Élio Pereira
Élio Pereira
Por ser a minha primeira intervenção neste espaço, por ser profissional na área do emprego e por ter sentido na primeira pessoa, como imigrante precoce que fui, não poderia deixar de usar desta iniciativa do Diário de Notícias para associar tudo isso e, em jeito de homenagem, abordar do meu ponto de vista pessoal e profissional a temática da imigração em massa de venezuelanos, na Calheta.
Falar deles como sendo “os venezuelanos” parece estranho, mas quando se referem aos mesmos como se fossem refugiados fugitivos, a estranheza aumenta de tom.
Apesar de não ser o típico venezuelano, o sotaque ainda se sente em mim, nas veias corre a boa disposição típica e no coração palpitam lembranças únicas, pelo que fica tão fácil afigurar o que sente cada um dos novos vizinhos que vão preenchendo especialmente a freguesia da Calheta… famílias completas!
As dificuldades são grandes e crescem com o passar dos dias, mas a escassez de alimentos, medicamentos e segurança que transportam dum país endoidecido, procuram transformá-lo em abundância de trabalho, de sossego, de saúde… de esperança!
Muitos são aqueles que nem dinheiro puderam carregar na bagagem trazida.

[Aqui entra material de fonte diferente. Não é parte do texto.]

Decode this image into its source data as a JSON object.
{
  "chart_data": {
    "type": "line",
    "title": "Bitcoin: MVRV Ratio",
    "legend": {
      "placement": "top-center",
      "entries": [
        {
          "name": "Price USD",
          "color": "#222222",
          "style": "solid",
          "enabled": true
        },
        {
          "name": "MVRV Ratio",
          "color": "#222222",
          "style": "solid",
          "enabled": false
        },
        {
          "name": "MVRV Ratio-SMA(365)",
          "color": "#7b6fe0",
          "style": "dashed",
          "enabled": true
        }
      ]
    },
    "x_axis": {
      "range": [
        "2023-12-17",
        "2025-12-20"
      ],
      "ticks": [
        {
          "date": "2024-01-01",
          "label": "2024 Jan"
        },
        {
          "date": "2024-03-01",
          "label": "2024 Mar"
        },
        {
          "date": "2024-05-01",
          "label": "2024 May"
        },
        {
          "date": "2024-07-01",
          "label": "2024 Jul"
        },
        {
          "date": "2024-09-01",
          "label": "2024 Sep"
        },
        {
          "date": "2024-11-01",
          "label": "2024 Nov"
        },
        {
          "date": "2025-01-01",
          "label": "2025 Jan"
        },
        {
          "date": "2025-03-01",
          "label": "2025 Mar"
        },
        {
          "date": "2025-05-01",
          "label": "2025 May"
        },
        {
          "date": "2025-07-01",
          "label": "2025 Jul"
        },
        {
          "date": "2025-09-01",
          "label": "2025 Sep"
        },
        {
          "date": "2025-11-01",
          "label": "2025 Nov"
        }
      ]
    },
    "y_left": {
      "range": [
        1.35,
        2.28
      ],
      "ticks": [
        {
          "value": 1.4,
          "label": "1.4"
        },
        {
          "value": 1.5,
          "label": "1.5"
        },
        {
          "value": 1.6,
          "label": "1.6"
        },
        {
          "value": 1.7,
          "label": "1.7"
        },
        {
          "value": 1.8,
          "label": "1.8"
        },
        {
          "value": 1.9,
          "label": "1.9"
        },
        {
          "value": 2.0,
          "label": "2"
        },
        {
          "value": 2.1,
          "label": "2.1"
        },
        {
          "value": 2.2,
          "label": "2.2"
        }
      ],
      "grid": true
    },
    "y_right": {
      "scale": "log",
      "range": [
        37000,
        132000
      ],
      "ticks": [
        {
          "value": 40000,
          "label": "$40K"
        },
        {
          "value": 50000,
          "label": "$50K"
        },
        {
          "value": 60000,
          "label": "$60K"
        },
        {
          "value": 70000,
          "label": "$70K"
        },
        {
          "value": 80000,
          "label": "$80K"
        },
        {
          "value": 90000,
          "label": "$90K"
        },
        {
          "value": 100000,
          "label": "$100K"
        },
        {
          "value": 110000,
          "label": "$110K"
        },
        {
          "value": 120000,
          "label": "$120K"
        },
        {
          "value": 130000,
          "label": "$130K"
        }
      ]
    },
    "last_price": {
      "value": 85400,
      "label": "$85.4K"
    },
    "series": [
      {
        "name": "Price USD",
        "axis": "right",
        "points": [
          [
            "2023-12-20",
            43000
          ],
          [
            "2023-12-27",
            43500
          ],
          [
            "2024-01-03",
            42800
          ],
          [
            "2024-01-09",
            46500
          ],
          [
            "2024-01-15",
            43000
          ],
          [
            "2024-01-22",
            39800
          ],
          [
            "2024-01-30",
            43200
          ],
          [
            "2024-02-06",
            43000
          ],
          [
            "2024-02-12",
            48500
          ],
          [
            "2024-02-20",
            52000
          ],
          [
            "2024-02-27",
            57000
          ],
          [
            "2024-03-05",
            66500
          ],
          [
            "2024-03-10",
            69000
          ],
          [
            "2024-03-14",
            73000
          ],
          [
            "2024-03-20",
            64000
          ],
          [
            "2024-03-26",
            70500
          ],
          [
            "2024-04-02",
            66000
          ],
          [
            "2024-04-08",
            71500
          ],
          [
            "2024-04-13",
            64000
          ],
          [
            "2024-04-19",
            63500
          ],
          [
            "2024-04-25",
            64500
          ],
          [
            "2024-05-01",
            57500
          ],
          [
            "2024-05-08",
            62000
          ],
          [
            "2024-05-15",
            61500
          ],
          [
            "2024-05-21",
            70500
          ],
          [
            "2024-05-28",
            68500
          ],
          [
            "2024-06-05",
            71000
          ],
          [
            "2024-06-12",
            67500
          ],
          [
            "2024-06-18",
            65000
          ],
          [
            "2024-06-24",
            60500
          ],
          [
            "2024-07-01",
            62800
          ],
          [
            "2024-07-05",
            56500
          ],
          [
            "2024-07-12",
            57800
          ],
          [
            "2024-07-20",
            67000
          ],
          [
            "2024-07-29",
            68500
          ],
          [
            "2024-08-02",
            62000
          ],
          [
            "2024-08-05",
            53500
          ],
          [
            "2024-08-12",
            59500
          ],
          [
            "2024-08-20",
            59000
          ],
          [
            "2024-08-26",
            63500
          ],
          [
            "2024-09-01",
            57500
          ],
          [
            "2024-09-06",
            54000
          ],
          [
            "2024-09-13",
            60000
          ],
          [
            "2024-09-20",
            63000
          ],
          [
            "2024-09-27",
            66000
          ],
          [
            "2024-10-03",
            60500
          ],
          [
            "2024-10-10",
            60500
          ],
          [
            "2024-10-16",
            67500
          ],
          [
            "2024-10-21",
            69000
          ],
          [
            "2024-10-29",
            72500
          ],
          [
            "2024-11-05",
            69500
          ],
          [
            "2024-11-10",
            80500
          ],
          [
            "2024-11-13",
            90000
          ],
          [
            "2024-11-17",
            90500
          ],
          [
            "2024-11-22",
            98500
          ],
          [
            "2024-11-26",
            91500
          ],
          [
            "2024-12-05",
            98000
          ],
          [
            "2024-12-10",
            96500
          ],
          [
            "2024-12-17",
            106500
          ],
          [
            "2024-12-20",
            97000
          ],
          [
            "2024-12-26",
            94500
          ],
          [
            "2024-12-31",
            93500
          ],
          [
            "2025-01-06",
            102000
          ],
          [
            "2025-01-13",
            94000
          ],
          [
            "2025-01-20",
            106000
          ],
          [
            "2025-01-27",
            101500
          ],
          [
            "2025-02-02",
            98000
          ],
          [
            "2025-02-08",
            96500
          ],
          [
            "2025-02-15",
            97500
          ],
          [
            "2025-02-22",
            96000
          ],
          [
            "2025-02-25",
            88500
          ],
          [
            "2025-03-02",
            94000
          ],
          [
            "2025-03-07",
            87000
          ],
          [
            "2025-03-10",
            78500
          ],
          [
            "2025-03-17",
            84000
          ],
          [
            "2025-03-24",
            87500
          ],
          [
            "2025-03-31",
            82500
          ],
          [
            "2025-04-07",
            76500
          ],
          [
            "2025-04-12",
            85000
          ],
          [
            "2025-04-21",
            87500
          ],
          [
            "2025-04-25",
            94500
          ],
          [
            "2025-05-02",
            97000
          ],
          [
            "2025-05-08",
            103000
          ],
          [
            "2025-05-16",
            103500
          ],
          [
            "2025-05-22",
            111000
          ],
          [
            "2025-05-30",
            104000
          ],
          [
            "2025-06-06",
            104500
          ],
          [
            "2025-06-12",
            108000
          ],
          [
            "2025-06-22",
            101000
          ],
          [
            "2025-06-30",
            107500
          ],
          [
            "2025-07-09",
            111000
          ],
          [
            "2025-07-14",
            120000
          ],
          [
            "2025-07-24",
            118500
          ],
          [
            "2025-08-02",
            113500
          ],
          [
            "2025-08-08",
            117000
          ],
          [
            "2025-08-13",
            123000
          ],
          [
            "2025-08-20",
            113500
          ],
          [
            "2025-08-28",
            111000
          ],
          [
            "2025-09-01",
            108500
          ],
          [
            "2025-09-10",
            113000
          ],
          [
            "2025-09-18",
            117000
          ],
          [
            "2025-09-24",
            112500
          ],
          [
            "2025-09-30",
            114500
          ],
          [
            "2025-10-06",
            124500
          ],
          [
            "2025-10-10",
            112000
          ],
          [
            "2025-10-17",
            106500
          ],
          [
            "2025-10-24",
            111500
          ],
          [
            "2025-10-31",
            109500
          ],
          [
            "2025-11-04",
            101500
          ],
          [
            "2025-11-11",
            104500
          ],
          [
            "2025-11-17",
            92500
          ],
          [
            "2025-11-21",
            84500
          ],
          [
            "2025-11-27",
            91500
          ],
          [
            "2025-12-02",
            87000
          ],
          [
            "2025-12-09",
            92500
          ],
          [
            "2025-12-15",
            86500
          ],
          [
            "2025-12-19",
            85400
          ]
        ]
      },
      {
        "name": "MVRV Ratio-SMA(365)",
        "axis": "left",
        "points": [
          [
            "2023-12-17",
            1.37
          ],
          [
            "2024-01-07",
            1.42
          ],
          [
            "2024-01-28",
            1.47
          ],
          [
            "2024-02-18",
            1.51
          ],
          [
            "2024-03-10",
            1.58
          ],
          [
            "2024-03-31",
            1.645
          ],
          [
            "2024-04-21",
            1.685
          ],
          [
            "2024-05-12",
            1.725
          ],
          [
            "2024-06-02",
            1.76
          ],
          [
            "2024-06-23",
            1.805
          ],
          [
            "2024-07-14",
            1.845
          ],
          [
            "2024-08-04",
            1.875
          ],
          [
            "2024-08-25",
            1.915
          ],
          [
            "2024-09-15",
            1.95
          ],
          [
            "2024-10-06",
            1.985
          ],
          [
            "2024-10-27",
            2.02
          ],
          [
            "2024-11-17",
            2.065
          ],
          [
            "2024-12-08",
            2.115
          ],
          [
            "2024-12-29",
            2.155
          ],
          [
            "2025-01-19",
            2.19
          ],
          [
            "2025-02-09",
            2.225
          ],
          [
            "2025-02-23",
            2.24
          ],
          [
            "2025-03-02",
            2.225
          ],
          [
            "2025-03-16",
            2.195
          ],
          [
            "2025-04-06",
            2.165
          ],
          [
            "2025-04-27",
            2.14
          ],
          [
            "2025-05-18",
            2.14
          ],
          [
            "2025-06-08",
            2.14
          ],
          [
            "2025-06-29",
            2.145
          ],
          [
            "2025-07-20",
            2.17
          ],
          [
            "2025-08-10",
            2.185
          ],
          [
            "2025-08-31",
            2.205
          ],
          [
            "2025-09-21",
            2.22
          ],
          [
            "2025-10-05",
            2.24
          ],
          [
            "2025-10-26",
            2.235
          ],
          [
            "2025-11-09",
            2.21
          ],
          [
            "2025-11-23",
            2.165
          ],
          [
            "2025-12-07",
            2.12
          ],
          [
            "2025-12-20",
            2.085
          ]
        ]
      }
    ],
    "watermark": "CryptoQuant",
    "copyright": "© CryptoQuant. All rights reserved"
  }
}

Alguns até nem bagagem! À chegada, as redes sociais são companhia contínua e rotina contante. Os cálculos são frequentes e a conversão da moeda são repetidos para os que pouco ou algum dinheiro trouxeram.
Para a maioria, novos termos surgem num vocabulário português pouco conhecido ou até desconhecido. O inglês é pior que chinês!
Jovens são muitos, mas os adultos em pré-reforma, habituados ao seu próprio comércio, são os que mais preocupam. Com eles recupero palavras recalcadas e designações, algumas de difícil tradução, como é exemplo “bodega”, “licorerias”, “bachiller”, “apostillar” (que levante a mão um colega que ainda não as conheça!)…
As habilitações são diversificadas, mas áreas profissionais não muito. Em comum, a consciência das dificuldades que os espera e a necessidade de se sujeitarem às oportunidades que possam surgir… porque elas surgem!
A adaptação obrigatória já dá os seus primeiros frutos. Na Calheta, engenheiros petrolíferos, advogados, informáticos e pós-graduados, sem pestanejar sequer, aceitaram aprender as diferentes funções da restauração e hotelaria, áreas estas que oferecem o maior número de oportunidades nesta freguesia e normalmente difíceis de preencher. De louvar as empresas que chutam ‘para canto’ as atitudes xenófobas e preconceitos, facilitando a inserção destas pessoas.
Empreendedores os que podem, é na gastronomia diversificada, única, deliciosa e apetecível que a Venezuela oferece, que alguns já tentam a sua sorte… Estou certo que os resultados bons não tardarão!
Pela presença assídua em largos meses, pela simpatia evidenciada em cada atendimento, pelo desespero que sei que sentem como os meus pais sentiram, pelo medo, pela fome e pela necessidade de saúde melhor, impacientemente estarei a acompanhar, insistir e persistir no apoio possível.
Se é cá que tudo parece querer renascer, então que a vossa garra bélica de “bravo pueblo” sobressaia com grandes e maravilhosas conquistas! Nós por cá agradeceremos!
“Nascer, morrer, renascer ainda e progredir sempre, tal é a lei!”